Trump's nuclear problem with Iran requires a plan B
Once again rhetoric and reality in the Trump administration appear to be at odds with each other.
Earlier this week, the administration certified to Congress - as it must every 90 days - that Iran was abiding by the terms of the Joint Comprehensive Plan of Action (JCPOA), the formal name given to the 2015 nuclear deal with Iran.
But the US Secretary of State, Rex Tillerson, later underlined that his country's policy towards Iran was under full-scale review.
And in a message that will be heard loud and clear in Tehran, he castigated Iran's "alarming and ongoing provocations" and described the country as "the world's leading state sponsor of terrorism".
There was a broader warning, too. "An unchecked Iran," he said, "has the potential to travel the same path as North Korea".
So is the Trump administration behaving inconsistently? Well, probably not.

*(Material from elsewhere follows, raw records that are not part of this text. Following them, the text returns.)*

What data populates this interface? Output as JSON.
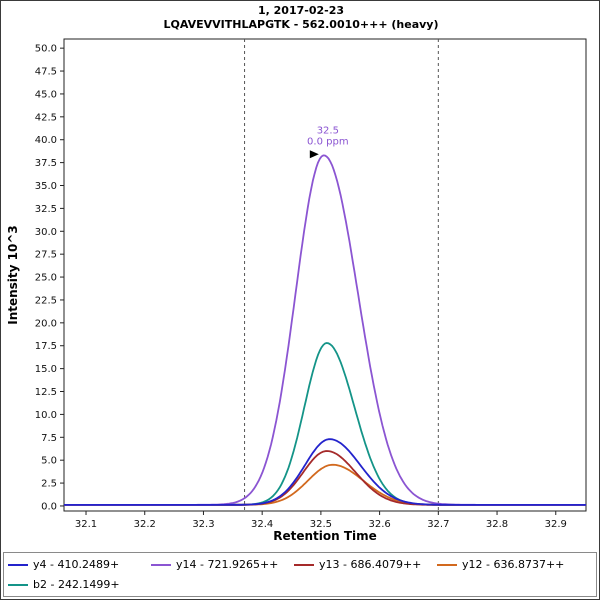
{
  "chart_data": {
    "type": "line",
    "title": "1, 2017-02-23",
    "subtitle": "LQAVEVVITHLAPGTK - 562.0010+++ (heavy)",
    "xlabel": "Retention Time",
    "ylabel": "Intensity 10^3",
    "x_range": [
      32.0625,
      32.9515
    ],
    "y_range": [
      -0.55,
      51.0
    ],
    "x_ticks": [
      "32.1",
      "32.2",
      "32.3",
      "32.4",
      "32.5",
      "32.6",
      "32.7",
      "32.8",
      "32.9"
    ],
    "y_ticks": [
      "0.0",
      "2.5",
      "5.0",
      "7.5",
      "10.0",
      "12.5",
      "15.0",
      "17.5",
      "20.0",
      "22.5",
      "25.0",
      "27.5",
      "30.0",
      "32.5",
      "35.0",
      "37.5",
      "40.0",
      "42.5",
      "45.0",
      "47.5",
      "50.0"
    ],
    "grid": false,
    "legend_position": "bottom",
    "legend_rows": [
      4,
      1
    ],
    "integration_boundaries": [
      32.37,
      32.7
    ],
    "annotation": {
      "rt_label": "32.5",
      "ppm_label": "0.0 ppm",
      "color": "#8b55d2"
    },
    "series": [
      {
        "id": "y4",
        "name": "y4 - 410.2489+",
        "color": "#2323cc",
        "apex_rt": 32.515,
        "apex_height": 7.3,
        "sigma_left": 0.042,
        "sigma_right": 0.052,
        "baseline": 0.12
      },
      {
        "id": "y14",
        "name": "y14 - 721.9265++",
        "color": "#8b55d2",
        "apex_rt": 32.505,
        "apex_height": 38.3,
        "sigma_left": 0.048,
        "sigma_right": 0.058,
        "baseline": 0.12
      },
      {
        "id": "y13",
        "name": "y13 - 686.4079++",
        "color": "#a52a2a",
        "apex_rt": 32.51,
        "apex_height": 6.0,
        "sigma_left": 0.04,
        "sigma_right": 0.049,
        "baseline": 0.12
      },
      {
        "id": "y12",
        "name": "y12 - 636.8737++",
        "color": "#d2691e",
        "apex_rt": 32.52,
        "apex_height": 4.5,
        "sigma_left": 0.042,
        "sigma_right": 0.052,
        "baseline": 0.12
      },
      {
        "id": "b2",
        "name": "b2 - 242.1499+",
        "color": "#149488",
        "apex_rt": 32.51,
        "apex_height": 17.8,
        "sigma_left": 0.038,
        "sigma_right": 0.047,
        "baseline": 0.12
      }
    ]
  }
}
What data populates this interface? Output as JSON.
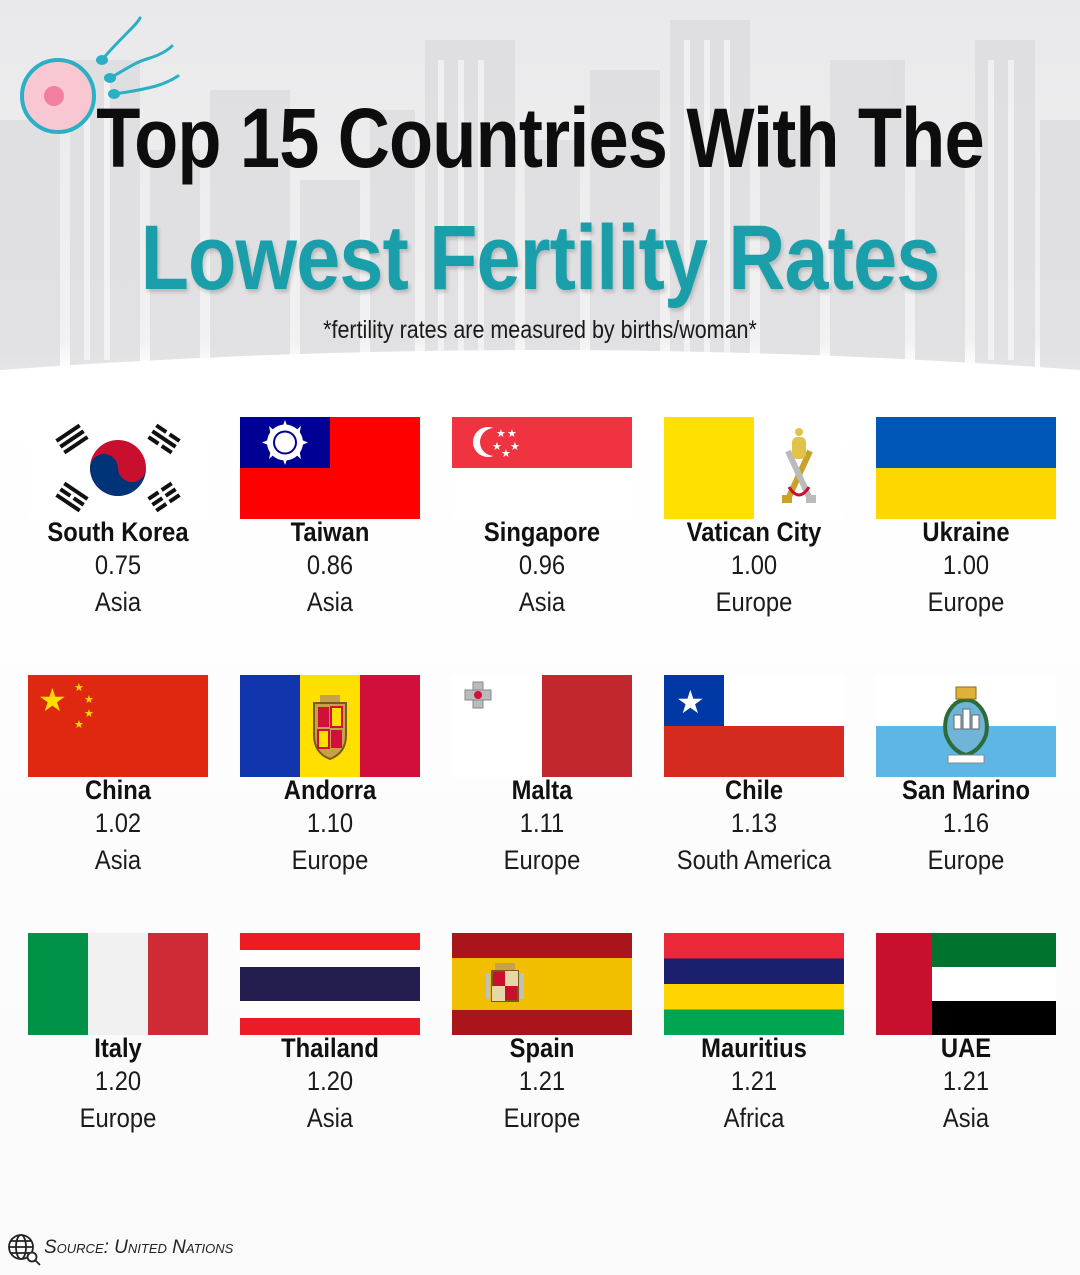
{
  "header": {
    "title_line1": "Top 15 Countries With The",
    "title_line2": "Lowest Fertility Rates",
    "subtitle": "*fertility rates are measured by births/woman*",
    "accent_color": "#1a9faa"
  },
  "countries": [
    {
      "name": "South Korea",
      "rate": "0.75",
      "region": "Asia",
      "flag_icon": "south-korea-flag-icon"
    },
    {
      "name": "Taiwan",
      "rate": "0.86",
      "region": "Asia",
      "flag_icon": "taiwan-flag-icon"
    },
    {
      "name": "Singapore",
      "rate": "0.96",
      "region": "Asia",
      "flag_icon": "singapore-flag-icon"
    },
    {
      "name": "Vatican City",
      "rate": "1.00",
      "region": "Europe",
      "flag_icon": "vatican-city-flag-icon"
    },
    {
      "name": "Ukraine",
      "rate": "1.00",
      "region": "Europe",
      "flag_icon": "ukraine-flag-icon"
    },
    {
      "name": "China",
      "rate": "1.02",
      "region": "Asia",
      "flag_icon": "china-flag-icon"
    },
    {
      "name": "Andorra",
      "rate": "1.10",
      "region": "Europe",
      "flag_icon": "andorra-flag-icon"
    },
    {
      "name": "Malta",
      "rate": "1.11",
      "region": "Europe",
      "flag_icon": "malta-flag-icon"
    },
    {
      "name": "Chile",
      "rate": "1.13",
      "region": "South America",
      "flag_icon": "chile-flag-icon"
    },
    {
      "name": "San Marino",
      "rate": "1.16",
      "region": "Europe",
      "flag_icon": "san-marino-flag-icon"
    },
    {
      "name": "Italy",
      "rate": "1.20",
      "region": "Europe",
      "flag_icon": "italy-flag-icon"
    },
    {
      "name": "Thailand",
      "rate": "1.20",
      "region": "Asia",
      "flag_icon": "thailand-flag-icon"
    },
    {
      "name": "Spain",
      "rate": "1.21",
      "region": "Europe",
      "flag_icon": "spain-flag-icon"
    },
    {
      "name": "Mauritius",
      "rate": "1.21",
      "region": "Africa",
      "flag_icon": "mauritius-flag-icon"
    },
    {
      "name": "UAE",
      "rate": "1.21",
      "region": "Asia",
      "flag_icon": "uae-flag-icon"
    }
  ],
  "footer": {
    "source": "Source: United Nations",
    "source_icon": "globe-search-icon"
  }
}
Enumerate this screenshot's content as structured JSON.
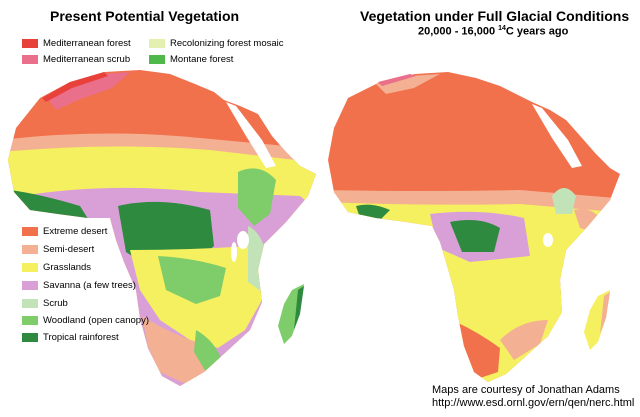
{
  "titles": {
    "left": "Present Potential Vegetation",
    "right": "Vegetation under Full Glacial Conditions",
    "right_subtitle_prefix": "20,000 - 16,000 ",
    "right_subtitle_sup": "14",
    "right_subtitle_suffix": "C years ago"
  },
  "legend": {
    "mediterranean_forest": {
      "label": "Mediterranean forest",
      "color": "#e8403a"
    },
    "mediterranean_scrub": {
      "label": "Mediterranean scrub",
      "color": "#ea6f8a"
    },
    "recolonizing_forest": {
      "label": "Recolonizing forest mosaic",
      "color": "#e3f0b0"
    },
    "montane_forest": {
      "label": "Montane forest",
      "color": "#4fb84a"
    },
    "extreme_desert": {
      "label": "Extreme desert",
      "color": "#f0714c"
    },
    "semi_desert": {
      "label": "Semi-desert",
      "color": "#f4b092"
    },
    "grasslands": {
      "label": "Grasslands",
      "color": "#f4f060"
    },
    "savanna": {
      "label": "Savanna (a few trees)",
      "color": "#d9a0d8"
    },
    "scrub": {
      "label": "Scrub",
      "color": "#c2e2b8"
    },
    "woodland": {
      "label": "Woodland (open canopy)",
      "color": "#7fcc6a"
    },
    "tropical_rainforest": {
      "label": "Tropical rainforest",
      "color": "#2e8a3e"
    }
  },
  "credit": {
    "line1": "Maps are courtesy of Jonathan Adams",
    "line2": "http://www.esd.ornl.gov/ern/qen/nerc.html"
  }
}
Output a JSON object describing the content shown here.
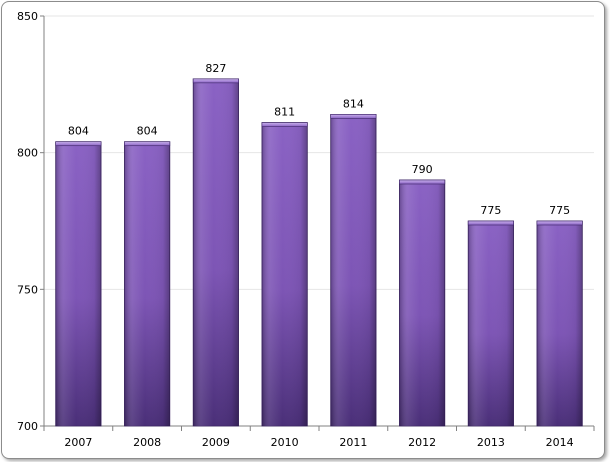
{
  "chart_data": {
    "type": "bar",
    "title": "",
    "xlabel": "",
    "ylabel": "",
    "categories": [
      "2007",
      "2008",
      "2009",
      "2010",
      "2011",
      "2012",
      "2013",
      "2014"
    ],
    "values": [
      804,
      804,
      827,
      811,
      814,
      790,
      775,
      775
    ],
    "data_labels": [
      "804",
      "804",
      "827",
      "811",
      "814",
      "790",
      "775",
      "775"
    ],
    "ylim": [
      700,
      850
    ],
    "yticks": [
      700,
      750,
      800,
      850
    ],
    "ytick_labels": [
      "700",
      "750",
      "800",
      "850"
    ],
    "grid": true,
    "legend": "none",
    "colors": {
      "bar_top": "#8a62c4",
      "bar_mid": "#7d55b5",
      "bar_bottom": "#4a2f78",
      "bar_edge": "#3d2566",
      "axis": "#808080",
      "grid": "#e6e6e6"
    }
  }
}
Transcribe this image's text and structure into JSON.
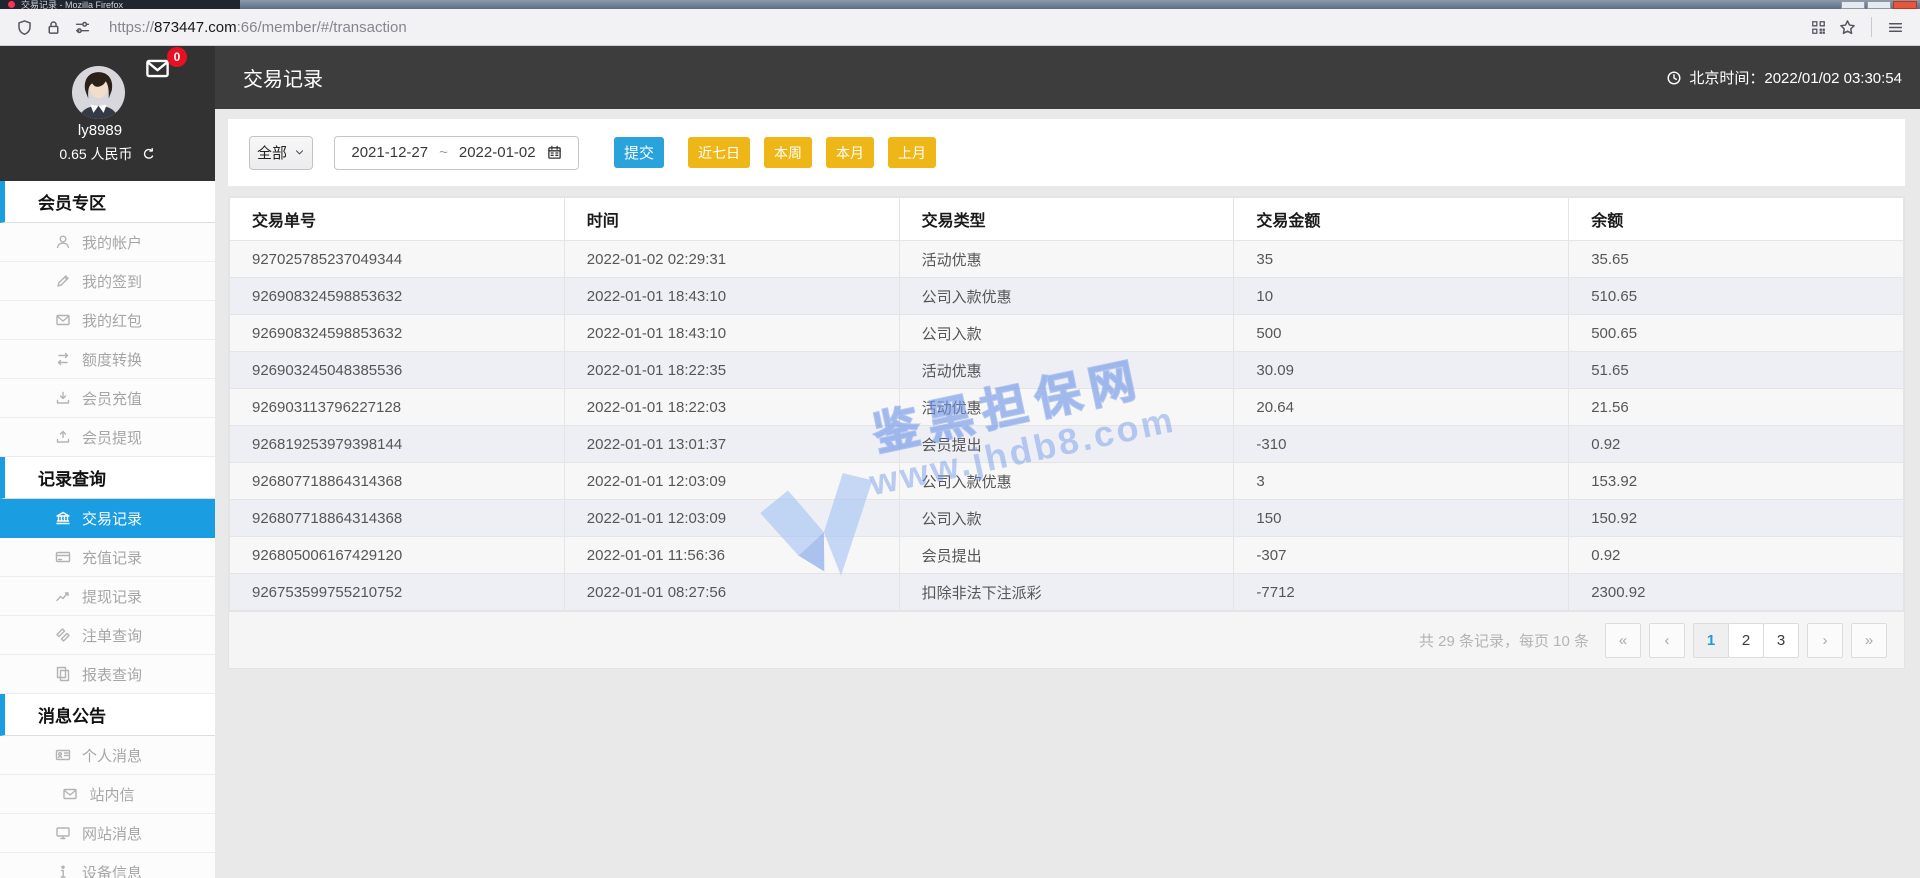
{
  "browser": {
    "window_title": "交易记录 - Mozilla Firefox",
    "url_scheme": "https://",
    "url_domain": "873447.com",
    "url_path": ":66/member/#/transaction",
    "left_icons": [
      "shield",
      "lock",
      "permissions-sliders"
    ],
    "right_icons": [
      "qr-code",
      "bookmark-star",
      "menu"
    ]
  },
  "header": {
    "title": "交易记录",
    "time": "北京时间：2022/01/02 03:30:54"
  },
  "user": {
    "name": "ly8989",
    "balance": "0.65 人民币",
    "message_count": "0"
  },
  "sidebar": {
    "sections": [
      {
        "title": "会员专区",
        "items": [
          {
            "label": "我的帐户",
            "icon": "user"
          },
          {
            "label": "我的签到",
            "icon": "pencil"
          },
          {
            "label": "我的红包",
            "icon": "envelope"
          },
          {
            "label": "额度转换",
            "icon": "swap"
          },
          {
            "label": "会员充值",
            "icon": "deposit"
          },
          {
            "label": "会员提现",
            "icon": "withdraw"
          }
        ]
      },
      {
        "title": "记录查询",
        "items": [
          {
            "label": "交易记录",
            "icon": "bank",
            "active": true
          },
          {
            "label": "充值记录",
            "icon": "card"
          },
          {
            "label": "提现记录",
            "icon": "chart"
          },
          {
            "label": "注单查询",
            "icon": "tags"
          },
          {
            "label": "报表查询",
            "icon": "report"
          }
        ]
      },
      {
        "title": "消息公告",
        "items": [
          {
            "label": "个人消息",
            "icon": "idcard"
          },
          {
            "label": "站内信",
            "icon": "envelope"
          },
          {
            "label": "网站消息",
            "icon": "monitor"
          },
          {
            "label": "设备信息",
            "icon": "info"
          }
        ]
      }
    ]
  },
  "filters": {
    "type_selected": "全部",
    "date_start": "2021-12-27",
    "date_separator": "~",
    "date_end": "2022-01-02",
    "submit_label": "提交",
    "quick_buttons": [
      "近七日",
      "本周",
      "本月",
      "上月"
    ]
  },
  "table": {
    "columns": [
      "交易单号",
      "时间",
      "交易类型",
      "交易金额",
      "余额"
    ],
    "rows": [
      [
        "927025785237049344",
        "2022-01-02 02:29:31",
        "活动优惠",
        "35",
        "35.65"
      ],
      [
        "926908324598853632",
        "2022-01-01 18:43:10",
        "公司入款优惠",
        "10",
        "510.65"
      ],
      [
        "926908324598853632",
        "2022-01-01 18:43:10",
        "公司入款",
        "500",
        "500.65"
      ],
      [
        "926903245048385536",
        "2022-01-01 18:22:35",
        "活动优惠",
        "30.09",
        "51.65"
      ],
      [
        "926903113796227128",
        "2022-01-01 18:22:03",
        "活动优惠",
        "20.64",
        "21.56"
      ],
      [
        "926819253979398144",
        "2022-01-01 13:01:37",
        "会员提出",
        "-310",
        "0.92"
      ],
      [
        "926807718864314368",
        "2022-01-01 12:03:09",
        "公司入款优惠",
        "3",
        "153.92"
      ],
      [
        "926807718864314368",
        "2022-01-01 12:03:09",
        "公司入款",
        "150",
        "150.92"
      ],
      [
        "926805006167429120",
        "2022-01-01 11:56:36",
        "会员提出",
        "-307",
        "0.92"
      ],
      [
        "926753599755210752",
        "2022-01-01 08:27:56",
        "扣除非法下注派彩",
        "-7712",
        "2300.92"
      ]
    ]
  },
  "pagination": {
    "summary": "共 29 条记录，每页 10 条",
    "first_label": "«",
    "prev_label": "‹",
    "pages": [
      "1",
      "2",
      "3"
    ],
    "active_page": "1",
    "next_label": "›",
    "last_label": "»"
  },
  "watermark": {
    "brand": "鉴黑担保网",
    "url": "www.jhdb8.com"
  },
  "colors": {
    "accent_blue": "#1b9de2",
    "button_blue": "#2aa3dc",
    "accent_yellow": "#eeb717",
    "badge_red": "#e81123",
    "header_dark": "#3d3d3d",
    "sidebar_dark": "#323232"
  }
}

Certifying that Iran is upholding its end of the bargain does not preclude a fundamental US policy review - one that would be normal for any incoming administration, and, given the personnel surrounding US President Donald Trump, is likely to be far from sympathetic to Tehran.
The Iran deal of course was famously characterised by then candidate Mr Trump as one of the worst deals ever negotiated. For now it is still there and for all we know it may have considerable life in it yet.
The problem for US policy is to grapple with three aspects of Iran and its behaviour.
Firstly, there is the nuclear issue, and whatever the controversy surrounding the nuclear deal, it does impose constraints on Tehran's nuclear programme in return for tangible economic benefits. Iran at the moment is not "unchecked", to use the term mentioned by Mr Tillerson.
Many western experts back the deal even if they have little enthusiasm for it. Even senior security figures in Israel - who opposed the Obama administration's negotiation of the agreement - have tacitly accepted that it does provide a framework to manage the problem.
Reports suggest that even the Saudis - also long-time opponents of the agreement - have counselled Mr Trump not to abandon it. Of course it will not last for ever. And one of the strongest arguments of the deal's critics has always been: What will happen 15 years after the implementation of the deal, when some of the key provisions restricting Iran's nuclear activities expire?
One hope was that it would provide a platform for improved relations between Washington and Tehran. Well that has not proved to be the case. Tensions are rising in the Gulf; the wider chaos in the region which finds Washington and Tehran almost always on different sides has seen to that.
Indeed Mr Tillerson's tough rhetoric may inevitably influence the ongoing presidential election campaign in Iran - and not in a positive way, at least as far as western interests are concerned. The hope that by the end of the JCPOA's term, Washington will be dealing with a different Tehran, seems as fanciful as ever.
Beyond the nuclear issue and bilateral relations there is the thorniest problem of all, Iran's regional role.
Iran is now a crucial player, from Syria to Lebanon; to Yemen and the wider Gulf. It is an active player in the wider struggle against Israel, and Mr Tillerson made a point of mentioning how Tehran was providing support to Hezbollah in Lebanon and to some Palestinian factions in the Gaza Strip.
Even in Iraq, Tehran is a problem for Washington where both back the elected government, but where Tehran and its militias and advisers on the ground are seen as encouraging (or at the very least not discouraging) Shia sectarianism in Iraqi politics.
The supreme irony of course is that it was US actions - the removal of Saddam Hussein's regime in Iraq - that helped propel Iran to this position of regional influence.
Given the concerns of Washington's Gulf allies there is a clear danger that Mr Trump's initial policy thoughts may be, for example, to step-up military support for the Saudi-led campaign in Yemen.
Negotiating with Tehran seems to be as far away from the administration's thinking as talking to Pyongyang.
That is not to say that there is not plenty that Washington may legitimately oppose in Iran's actions. But Iran lives in the region. It has its own security concerns and issues. It has often felt marginalised and its views ignored.
Moderating Iranian behaviour is surely a reasonable goal for Mr Trump's policy review, as may be ensuring a measure of deterrence as well.
But it is hard to see how overturning the nuclear deal will improve matters in any way. This was not a bilateral agreement between the US and Iran but an international deal involving Russia and key EU countries.
Indeed EU trade with Iran is growing significantly and the EU's foreign policy chief, Federica Mogherini, recently underscored the EU's view that the deal is working.
If the US seeks to overturn it there could be serious strains in its relationship with some of its key allies. More significantly it would be very hard to restore the range and depth of sanctions that existed before - sanctions one might add that complicated Iran's life but did little to halt its nuclear programme.
The problem for Team Trump is to come up with a viable plan B; one that yields a comprehensive approach to the Iran problem in all its complexity.
The heady days of the US presidential campaign are over. Foreign policy is complicated - very complicated. Interests, allies and principles have to be weighed and balanced against each other. The Trump policy review must contend with this reality.